Will the Sunni love life and move to Kesrouane? Will the Maronites love life and feel comfortable owning a house in Basta? Can the Shia marry the Sunni, and the Sunni marry the Druze?
Perhaps these things can happen if people choose their principles first, rather than what side they are on. Then - and this is really the key step - they can regroup and create new "sides" of their own, cutting across even sectarian barriers. After all, where was March 14 before Hariri was killed?
The problem with that, I suppose, is that sectarianism is built into the Lebanese system. If reform appears impossible, then perhaps an entirely new system needs to be built. That's what happened in the United States of America, as follows:
I'll begin my explanation with a shocking statement: Everything you read in the history books is wrong, because the American Revolution did not happen in 1776. The real American Revolution happened in 1787.
That's because the Articles of Confederation that united the thirteen states from 1776 to 1789 did little other than restore the situation that existed before the accession of George III to the British crown. George III tried to turn back the clock by taxing the colonies and asserting his authority, so the colonies dumped him. But the Confederation did not work very well without a monarch at the top; it lacked the power and especially the money to carry out the duties specified in the Articles themselves, and was powerless when individual states appealed for help.
Some people even suggested (plotted?) to make George Washington king, but he would have none of it:
I am much at a loss to conceive what part of my conduct could have given encouragement to an address which to me seems big with the greatest mischiefs that can befall my Country. If I am not deceived in the knowledge of myself, you could not have found a person to whom your schemes are more disagreeable...
Lacking any other candidate, this possible coup attempt failed.
The Continental Congress finally invited states to send delegates to a Convention "for the sole and express purpose of revising the Articles of Confederation". The Philadelphia Convention of 1787 created the U.S. government in essentially the same form it exists today.

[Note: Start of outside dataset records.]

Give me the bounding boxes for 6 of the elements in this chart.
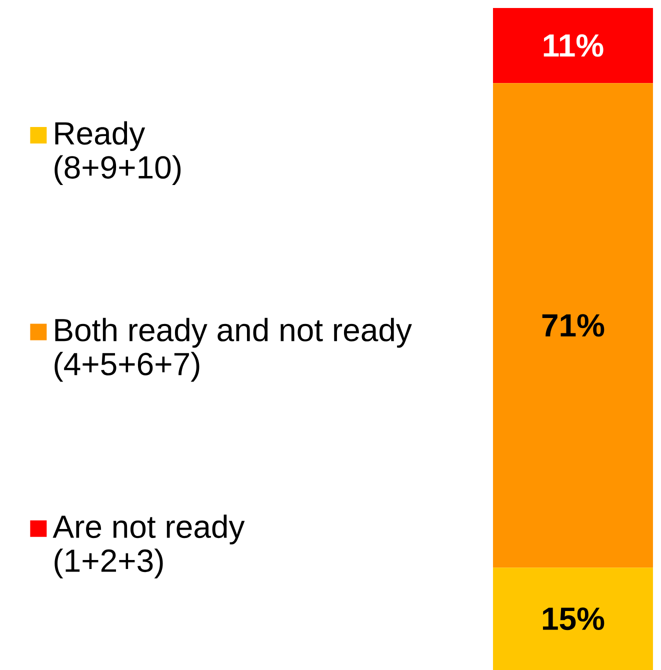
data-label: 71% — [542, 314, 604, 337]
data-label: 15% — [542, 608, 604, 630]
legend-label: Both ready and not ready (4+5+6+7) — [54, 318, 412, 382]
data-label: 11% — [544, 34, 604, 57]
legend-label: Are not ready (1+2+3) — [52, 514, 245, 578]
legend-label: Ready (8+9+10) — [54, 121, 181, 186]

However, although the Continental Congress called for the Convention that created the document, the delegates did not send the Constitution for unanimous approval by the States as the Articles required, because they suspected some states would be stubborn and recalcitrant. Instead, they called for the Constitution to be ratified by individual, popularly elected conventions in each state, and simply declared that it would take effect once two-thirds of the states approved.
By their call to ignore the Articles of Confederation, the delegates themselves broke the law, and in America's embrace of the Constitution, the entire nation - not just the bosses of the state legislatures and rapacious western land-grabbers - became revolutionaries. Bereft of popular support and interest, the Continental Congress quietly faded out before George Washington was inaugurated as president. [1]
We Americans were lucky in that we had it easy; we kicked the butt of an incompetent would-be dictator first, then had the time and security to work out our own system, afterwards; Even so, without the honor and grace of George Washington, these things might never have happened. Lebanon is suffering from the grip of cruelly confident tyrants of proven competence, so Lebanese have a harder task than the Americans did.
Yet perhaps the U.S. example can provide some helpful insight. The creation of March 14th and the desire for political unity between Shia, Sunni, Christian, and Druze - do they not signify progress? What will be the next step for you to take?
1) "The Ratification Contest", Oxford History of the American People, Morison, 1965.
Update, 2/19/07
GWB gave this excellent speech on George Washington today. Also of interest: George Washington's Farewell Address. Happy Presidents' Day!